L'initiative populaire "Pour un climat sain (initiative pour les glaciers)" exige une réduction des émissions de gaz à effet de serre à zéro d'ici 2050. Plus aucun carburant ou combustible fossile (huile, gaz, essence ou diesel) ne devra être mis en circulation en Suisse à partir de cette date, sauf exceptions.
Le Conseil fédéral a concocté un contre-projet direct pour éviter d'inscrire une interdiction dans la Constitution. Les commissions de l'environnement du Parlement refusent aussi toute interdiction, mais veulent accélérer le processus législatif. Elles misent sur leur propre contre-projet indirect, qui propose d'inscrire une simple réduction de l'utilisation des carburants et combustibles fossiles dans la loi sur le CO2. Le National empoignera le dossier dès la première semaine.
Elevage intensif
Une autre initiative populaire promet de faire parler d'elle, cette fois au Conseil des Etats: celle visant à interdire l'élevage intensif en Suisse dans les 25 ans. Le texte veut ancrer des normes bio dans la Constitution en matière de protection des animaux et réguler les importations d'animaux et de produits d'origine animale.
Au National, le texte n'a récolté des voix que chez les Verts et certains socialistes. Le camp bourgeois, qui craint de pénaliser le secteur agricole face à la concurrence, n'a même pas voulu entendre parler d'un contre-projet, direct comme le veut le gouvernement, ou indirect.
OGM et vélos
La prolongation du moratoire sur le génie génétique, en principe renouvelé pour une nouvelle période de quatre ans, continue de faire débat. Le Conseil des Etats a introduit en décembre dernier une exception pour les organismes génétiquement modifiés auxquels aucun matériel génétique transgénique n'a été ajouté. La Chambre du peuple devra dire ce qu'elle en pense.
Le Parlement devra aussi se repencher sur la question des pistes cyclables. La Suisse doit se doter d'un réseau continu et sûr, comme l'a décidé le peuple à l'automne 2018. Mais contrairement au National, le Conseil des Etats veut laisser une marge de manoeuvre aux cantons et aux communes.
Divergences sur la santé
Les deux Chambres tenteront de se mettre d'accord sur un autre sujet d'importance: les mesures du Conseil fédéral visant à faire baisser les coûts de la santé. Ce paquet a été scindé en deux projets, dont le premier a déjà été adopté.
L'idée-phare d'un système de prix de référence pour les médicaments dont le brevet a expiré a déjà été enterrée par le Parlement. Mais d'autres divergences subsistent, comme le droit de recours des assureurs contre la planification hospitalière des cantons ou les procédures d'homologation pour les importations parallèles de médicaments génériques.
Toute une série de lois bloquées au stade des divergences vont par ailleurs faire l'objet de nouveaux débats, comme la loi sur les faillites abusives, la révision du code de procédure pénale, ou encore la question des travailleurs détachés en Suisse et de leurs salaires.
Parlement
La thématique du Covid-19 sera quant à elle toujours présente en toile de fond.
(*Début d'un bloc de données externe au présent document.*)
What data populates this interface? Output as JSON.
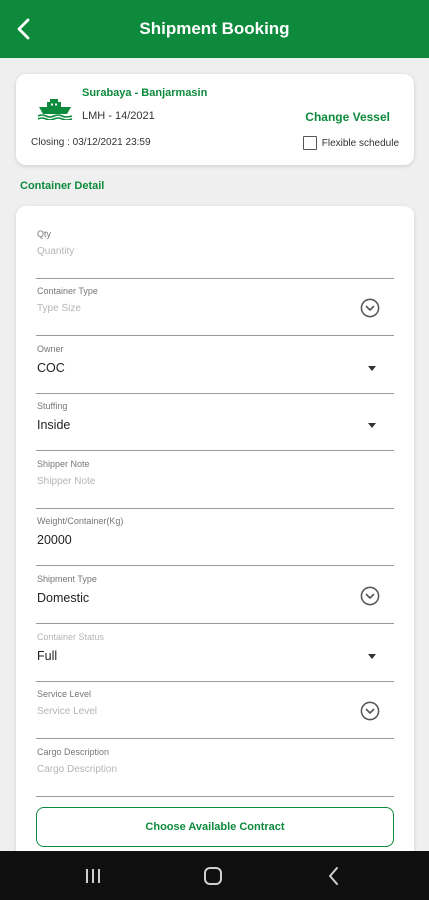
{
  "appbar": {
    "title": "Shipment Booking",
    "back_icon": "back-arrow-icon"
  },
  "vessel": {
    "route": "Surabaya - Banjarmasin",
    "voyage": "LMH - 14/2021",
    "change_label": "Change Vessel",
    "closing": "Closing : 03/12/2021 23:59",
    "flexible_label": "Flexible schedule",
    "flexible_checked": false,
    "icon": "ship-icon"
  },
  "section": {
    "title": "Container Detail"
  },
  "fields": {
    "qty": {
      "label": "Qty",
      "placeholder": "Quantity"
    },
    "container_type": {
      "label": "Container Type",
      "placeholder": "Type Size"
    },
    "owner": {
      "label": "Owner",
      "value": "COC"
    },
    "stuffing": {
      "label": "Stuffing",
      "value": "Inside"
    },
    "shipper_note": {
      "label": "Shipper Note",
      "placeholder": "Shipper Note"
    },
    "weight": {
      "label": "Weight/Container(Kg)",
      "value": "20000"
    },
    "shipment_type": {
      "label": "Shipment Type",
      "value": "Domestic"
    },
    "container_status": {
      "label": "Container Status",
      "value": "Full"
    },
    "service_level": {
      "label": "Service Level",
      "placeholder": "Service Level"
    },
    "cargo_description": {
      "label": "Cargo Description",
      "placeholder": "Cargo Description"
    }
  },
  "contract_button": {
    "label": "Choose Available Contract"
  },
  "colors": {
    "brand": "#0d8a3c",
    "background": "#efefef"
  },
  "navbar": {
    "icons": [
      "recent-apps-icon",
      "home-icon",
      "nav-back-icon"
    ]
  }
}
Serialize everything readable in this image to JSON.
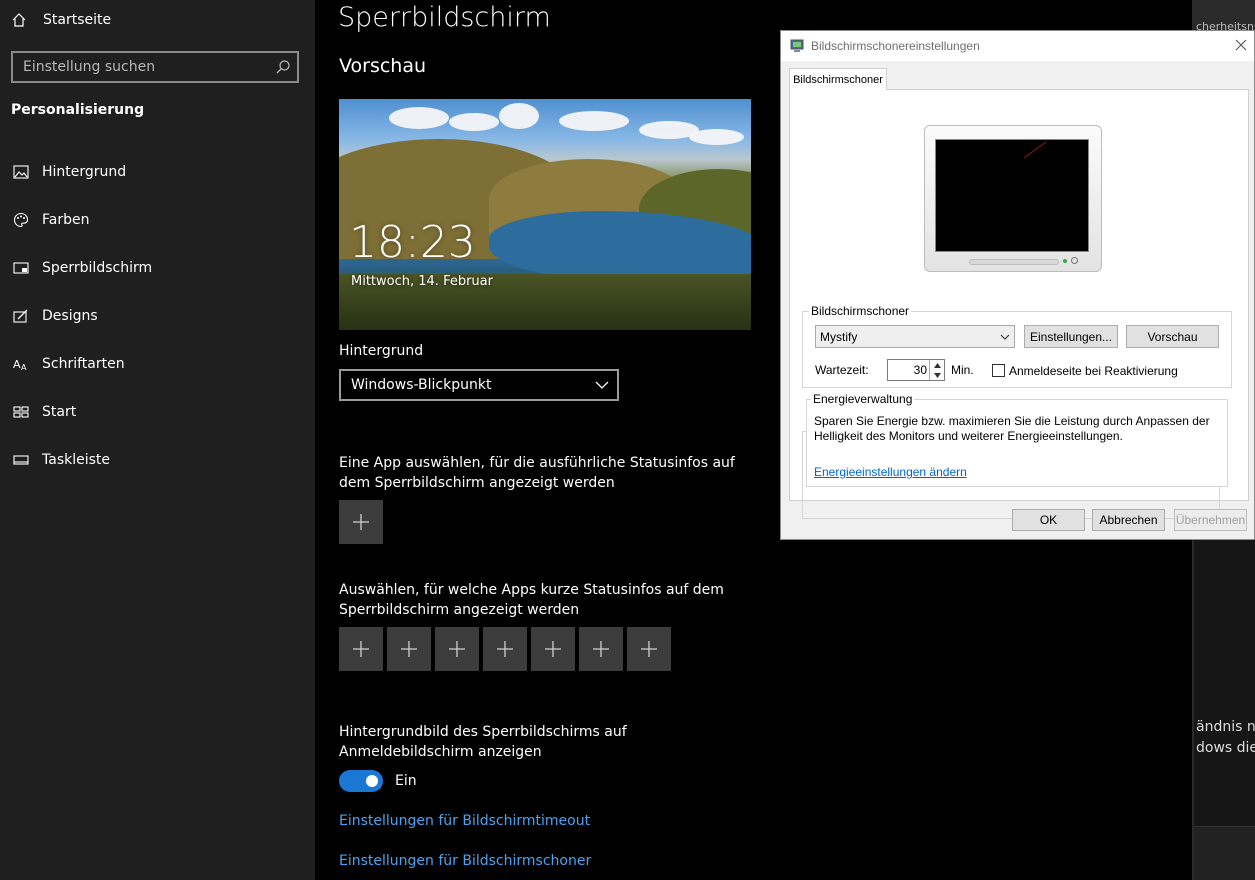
{
  "sidebar": {
    "home_label": "Startseite",
    "search_placeholder": "Einstellung suchen",
    "section_title": "Personalisierung",
    "items": [
      {
        "label": "Hintergrund"
      },
      {
        "label": "Farben"
      },
      {
        "label": "Sperrbildschirm"
      },
      {
        "label": "Designs"
      },
      {
        "label": "Schriftarten"
      },
      {
        "label": "Start"
      },
      {
        "label": "Taskleiste"
      }
    ]
  },
  "main": {
    "title": "Sperrbildschirm",
    "preview_heading": "Vorschau",
    "preview_time": "18:23",
    "preview_date": "Mittwoch, 14. Februar",
    "background_label": "Hintergrund",
    "background_value": "Windows-Blickpunkt",
    "detailed_status_text": "Eine App auswählen, für die ausführliche Statusinfos auf dem Sperrbildschirm angezeigt werden",
    "quick_status_text": "Auswählen, für welche Apps kurze Statusinfos auf dem Sperrbildschirm angezeigt werden",
    "signin_bg_text": "Hintergrundbild des Sperrbildschirms auf Anmeldebildschirm anzeigen",
    "toggle_state": "Ein",
    "toggle_on": true,
    "link_timeout": "Einstellungen für Bildschirmtimeout",
    "link_screensaver": "Einstellungen für Bildschirmschoner",
    "accent_color": "#1a78d4",
    "link_color": "#4aa3f0"
  },
  "right_strip": {
    "fragment_top": "cherheitsnutzun",
    "fragment_1": "ändnis na",
    "fragment_2": "dows die"
  },
  "dialog": {
    "title": "Bildschirmschonereinstellungen",
    "tab_label": "Bildschirmschoner",
    "group_screensaver_title": "Bildschirmschoner",
    "screensaver_value": "Mystify",
    "settings_button": "Einstellungen...",
    "preview_button": "Vorschau",
    "wait_label": "Wartezeit:",
    "wait_value": "30",
    "wait_unit": "Min.",
    "resume_checkbox_label": "Anmeldeseite bei Reaktivierung",
    "resume_checked": false,
    "group_power_title": "Energieverwaltung",
    "power_text": "Sparen Sie Energie bzw. maximieren Sie die Leistung durch Anpassen der Helligkeit des Monitors und weiterer Energieeinstellungen.",
    "power_link": "Energieeinstellungen ändern",
    "ok_button": "OK",
    "cancel_button": "Abbrechen",
    "apply_button": "Übernehmen"
  }
}
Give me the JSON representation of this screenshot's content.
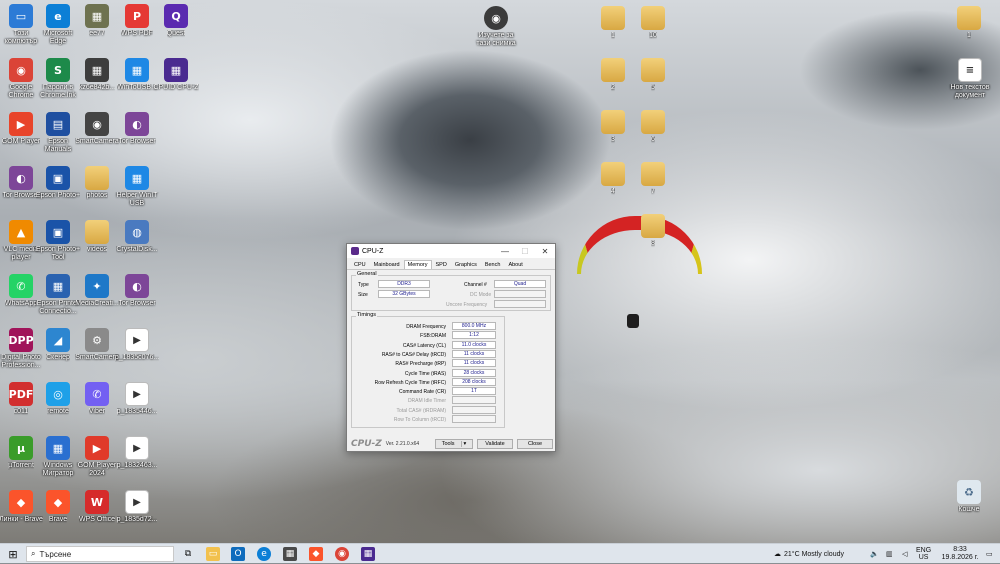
{
  "desktop": {
    "icons": [
      {
        "label": "Този компютър",
        "glyph": "▭",
        "color": "#2c7bd6",
        "col": 0,
        "row": 0
      },
      {
        "label": "Google Chrome",
        "glyph": "◉",
        "color": "#db4437",
        "col": 0,
        "row": 1
      },
      {
        "label": "GOM Player",
        "glyph": "▶",
        "color": "#e8442a",
        "col": 0,
        "row": 2
      },
      {
        "label": "Tor Browser",
        "glyph": "◐",
        "color": "#7d4698",
        "col": 0,
        "row": 3
      },
      {
        "label": "VLC media player",
        "glyph": "▲",
        "color": "#f08a00",
        "col": 0,
        "row": 4
      },
      {
        "label": "WhatsApp",
        "glyph": "✆",
        "color": "#25d366",
        "col": 0,
        "row": 5
      },
      {
        "label": "Digital Photo Profession...",
        "glyph": "DPP",
        "color": "#a0145a",
        "col": 0,
        "row": 6
      },
      {
        "label": "c011",
        "glyph": "PDF",
        "color": "#d22f2f",
        "col": 0,
        "row": 7
      },
      {
        "label": "µTorrent",
        "glyph": "µ",
        "color": "#3a9c2a",
        "col": 0,
        "row": 8
      },
      {
        "label": "Линки - Brave",
        "glyph": "◆",
        "color": "#fb542b",
        "col": 0,
        "row": 9
      },
      {
        "label": "Microsoft Edge",
        "glyph": "e",
        "color": "#0c7fd6",
        "col": 1,
        "row": 0
      },
      {
        "label": "Пароли в Chrome.lnk",
        "glyph": "S",
        "color": "#1d8a4a",
        "col": 1,
        "row": 1
      },
      {
        "label": "Epson Manuals",
        "glyph": "▤",
        "color": "#1f4fa0",
        "col": 1,
        "row": 2
      },
      {
        "label": "Epson Photo+",
        "glyph": "▣",
        "color": "#1a53a8",
        "col": 1,
        "row": 3
      },
      {
        "label": "Epson Photo+ Tool",
        "glyph": "▣",
        "color": "#1a53a8",
        "col": 1,
        "row": 4
      },
      {
        "label": "Epson Printer Connectio...",
        "glyph": "▦",
        "color": "#2a62b0",
        "col": 1,
        "row": 5
      },
      {
        "label": "Скенер",
        "glyph": "◢",
        "color": "#2d86d0",
        "col": 1,
        "row": 6
      },
      {
        "label": "remote",
        "glyph": "◎",
        "color": "#1ea0e8",
        "col": 1,
        "row": 7
      },
      {
        "label": "Windows Мигратор",
        "glyph": "▦",
        "color": "#2a6fd0",
        "col": 1,
        "row": 8
      },
      {
        "label": "Brave",
        "glyph": "◆",
        "color": "#fb542b",
        "col": 1,
        "row": 9
      },
      {
        "label": "ee77",
        "glyph": "▦",
        "color": "#6e7250",
        "col": 2,
        "row": 0
      },
      {
        "label": "kz6e842b...",
        "glyph": "▦",
        "color": "#3d3d3d",
        "col": 2,
        "row": 1
      },
      {
        "label": "SmartCamera",
        "glyph": "◉",
        "color": "#444",
        "col": 2,
        "row": 2
      },
      {
        "label": "photos",
        "glyph": "",
        "color": "folder",
        "col": 2,
        "row": 3
      },
      {
        "label": "videos",
        "glyph": "",
        "color": "folder",
        "col": 2,
        "row": 4
      },
      {
        "label": "MediaCreati...",
        "glyph": "✦",
        "color": "#1e78c8",
        "col": 2,
        "row": 5
      },
      {
        "label": "SmartCamera",
        "glyph": "⚙",
        "color": "#8a8a8a",
        "col": 2,
        "row": 6
      },
      {
        "label": "Viber",
        "glyph": "✆",
        "color": "#7360f2",
        "col": 2,
        "row": 7
      },
      {
        "label": "GOM Player 2024",
        "glyph": "▶",
        "color": "#e03a2a",
        "col": 2,
        "row": 8
      },
      {
        "label": "WPS Office",
        "glyph": "W",
        "color": "#d62b2b",
        "col": 2,
        "row": 9
      },
      {
        "label": "WPS PDF",
        "glyph": "P",
        "color": "#e53935",
        "col": 3,
        "row": 0
      },
      {
        "label": "WinToUSB...",
        "glyph": "▦",
        "color": "#1e88e5",
        "col": 3,
        "row": 1
      },
      {
        "label": "Tor Browser",
        "glyph": "◐",
        "color": "#7d4698",
        "col": 3,
        "row": 2
      },
      {
        "label": "Helper WinIT USB",
        "glyph": "▦",
        "color": "#1e88e5",
        "col": 3,
        "row": 3
      },
      {
        "label": "CrystalDisk...",
        "glyph": "◍",
        "color": "#4a7ac0",
        "col": 3,
        "row": 4
      },
      {
        "label": "Tor Browser",
        "glyph": "◐",
        "color": "#7d4698",
        "col": 3,
        "row": 5
      },
      {
        "label": "p_1835c076...",
        "glyph": "▶",
        "color": "file",
        "col": 3,
        "row": 6
      },
      {
        "label": "p_1835446...",
        "glyph": "▶",
        "color": "file",
        "col": 3,
        "row": 7
      },
      {
        "label": "p_1832463...",
        "glyph": "▶",
        "color": "file",
        "col": 3,
        "row": 8
      },
      {
        "label": "p_1835d72...",
        "glyph": "▶",
        "color": "file",
        "col": 3,
        "row": 9
      },
      {
        "label": "Quest",
        "glyph": "Q",
        "color": "#5a2ab0",
        "col": 4,
        "row": 0
      },
      {
        "label": "CPUID CPU-Z",
        "glyph": "▦",
        "color": "#4a2a90",
        "col": 4,
        "row": 1
      }
    ],
    "mid_icon": {
      "label": "Изучете за тази снимка",
      "glyph": "◉"
    },
    "right_folders": [
      {
        "label": "1"
      },
      {
        "label": "10"
      },
      {
        "label": "2"
      },
      {
        "label": "5"
      },
      {
        "label": "3"
      },
      {
        "label": "6"
      },
      {
        "label": "4"
      },
      {
        "label": "7"
      },
      {
        "label": "8"
      }
    ],
    "far_right": [
      {
        "label": "1",
        "type": "folder"
      },
      {
        "label": "Нов текстов документ",
        "type": "file"
      },
      {
        "label": "Кошче",
        "type": "bin"
      }
    ]
  },
  "cpuz": {
    "title": "CPU-Z",
    "tabs": [
      "CPU",
      "Mainboard",
      "Memory",
      "SPD",
      "Graphics",
      "Bench",
      "About"
    ],
    "active_tab": "Memory",
    "general": {
      "heading": "General",
      "type_label": "Type",
      "type_value": "DDR3",
      "size_label": "Size",
      "size_value": "32 GBytes",
      "channel_label": "Channel #",
      "channel_value": "Quad",
      "dc_label": "DC Mode",
      "uncore_label": "Uncore Frequency"
    },
    "timings": {
      "heading": "Timings",
      "rows": [
        {
          "label": "DRAM Frequency",
          "value": "800.0 MHz",
          "dim": false
        },
        {
          "label": "FSB:DRAM",
          "value": "1:12",
          "dim": false
        },
        {
          "label": "CAS# Latency (CL)",
          "value": "11.0 clocks",
          "dim": false
        },
        {
          "label": "RAS# to CAS# Delay (tRCD)",
          "value": "11 clocks",
          "dim": false
        },
        {
          "label": "RAS# Precharge (tRP)",
          "value": "11 clocks",
          "dim": false
        },
        {
          "label": "Cycle Time (tRAS)",
          "value": "28 clocks",
          "dim": false
        },
        {
          "label": "Row Refresh Cycle Time (tRFC)",
          "value": "208 clocks",
          "dim": false
        },
        {
          "label": "Command Rate (CR)",
          "value": "1T",
          "dim": false
        },
        {
          "label": "DRAM Idle Timer",
          "value": "",
          "dim": true
        },
        {
          "label": "Total CAS# (tRDRAM)",
          "value": "",
          "dim": true
        },
        {
          "label": "Row To Column (tRCD)",
          "value": "",
          "dim": true
        }
      ]
    },
    "logo": "CPU-Z",
    "version": "Ver. 2.21.0.x64",
    "tools_label": "Tools",
    "validate_label": "Validate",
    "close_label": "Close"
  },
  "taskbar": {
    "search_placeholder": "Търсене",
    "weather": "21°C  Mostly cloudy",
    "lang_top": "ENG",
    "lang_bottom": "US",
    "time": "8:33",
    "date": "19.8.2026 г."
  }
}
Le Parlement veut être mieux à même de réagir en temps de crise, après les mauvais souvenirs du début de la pandémie où la session a été interrompue.
Les séances pourraient ainsi devenir plus flexibles, voire virtuelles, et les délais pour traiter les interventions parlementaires devraient être raccourcis. Un organe de direction plus efficace devrait être mis sur pied. Et les Chambres pourraient aussi avoir un droit de veto sur les ordonnances du Conseil fédéral. Tout cela nécessite des changements dans le droit du Parlement. Le National en débattra en premier.
ONU
Enfin, une courte session extraordinaire sera tenue à la demande de l'UDC sur la candidature de la Suisse au Conseil de sécurité de l'ONU, qui doit être réglée en juin à New-York. Dans le contexte de la crise ukrainienne, le parti national-conservateur demande au Conseil fédéral de retirer cette candidature, craignant pour la neutralité du pays et le rôle de médiatrice de la Confédération.